Objective: Circulating endothelial progenitor cells (EPCs) correlate negatively with obesity. Previous studies have shown that exercise significantly restores circulating EPC levels in obese people; however, the underlying mechanisms have not been elucidated. Recently, irisin has been reported to have a critical role in the regulation of EPCs. This exercise-induced myokine has been demonstrated to play a therapeutic role in obesity. In this study, we hypothesized that the increase in circulating irisin may form a link with increasing EPC levels in obese people after exercise.
Methods: Seventeen obese adults completed an 8-week program of combined exercise and dietary intervention. Clinical characteristics, blood biochemistry, and circulating irisin levels of subjects were measured before and after eight weeks of training. EPC levels were evaluated via flow cytometry, and EPC migratory and adhesive functions were also determined.

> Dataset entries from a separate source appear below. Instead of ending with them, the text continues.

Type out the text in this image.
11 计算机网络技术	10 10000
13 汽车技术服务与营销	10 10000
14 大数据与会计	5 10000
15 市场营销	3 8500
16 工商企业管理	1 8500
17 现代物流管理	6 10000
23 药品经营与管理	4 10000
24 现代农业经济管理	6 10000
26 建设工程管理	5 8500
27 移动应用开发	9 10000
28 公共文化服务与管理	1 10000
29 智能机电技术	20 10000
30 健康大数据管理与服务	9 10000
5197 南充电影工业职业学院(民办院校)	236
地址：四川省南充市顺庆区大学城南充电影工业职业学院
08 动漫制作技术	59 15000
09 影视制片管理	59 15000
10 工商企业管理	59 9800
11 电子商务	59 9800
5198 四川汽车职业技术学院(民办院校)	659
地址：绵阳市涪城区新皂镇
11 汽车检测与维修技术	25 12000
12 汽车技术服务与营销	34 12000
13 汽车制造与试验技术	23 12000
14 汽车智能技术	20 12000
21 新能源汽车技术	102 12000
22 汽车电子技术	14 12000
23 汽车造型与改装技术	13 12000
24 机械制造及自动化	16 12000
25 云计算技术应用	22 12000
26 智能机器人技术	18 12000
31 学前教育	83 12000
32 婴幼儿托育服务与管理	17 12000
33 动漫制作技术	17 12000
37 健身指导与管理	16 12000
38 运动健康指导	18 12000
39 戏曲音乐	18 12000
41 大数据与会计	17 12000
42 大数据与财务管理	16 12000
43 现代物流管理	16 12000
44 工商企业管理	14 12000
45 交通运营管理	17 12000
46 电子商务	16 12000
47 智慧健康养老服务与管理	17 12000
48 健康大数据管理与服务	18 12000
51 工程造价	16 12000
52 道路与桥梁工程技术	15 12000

Results: Circulating irisin levels significantly increased following the 8-week training program (P < 0.05). We furthermore observed an improvement in EPC numbers (P < 0.05), and EPC migratory and adhesive functions (P < 0.001 and P < 0.05, respectively) after the intervention. Additionally, we detected a positive correlation between changes in irisin and changes in EPC number (r = 0.52, P < 0.05).
Discussion: For the first time, a positive correlation between increasing irisin levels and increasing EPC levels has been reported after an 8-week program, consisting of exercise and dietary intervention. This result suggests a novel effect of irisin on the regulation of EPC mobilization, which might contribute to improvement of endothelial function in obese people.
Keywords: Diet; Endothelial function; Endothelial progenitor cells; Exercise; Irisin; Obesity.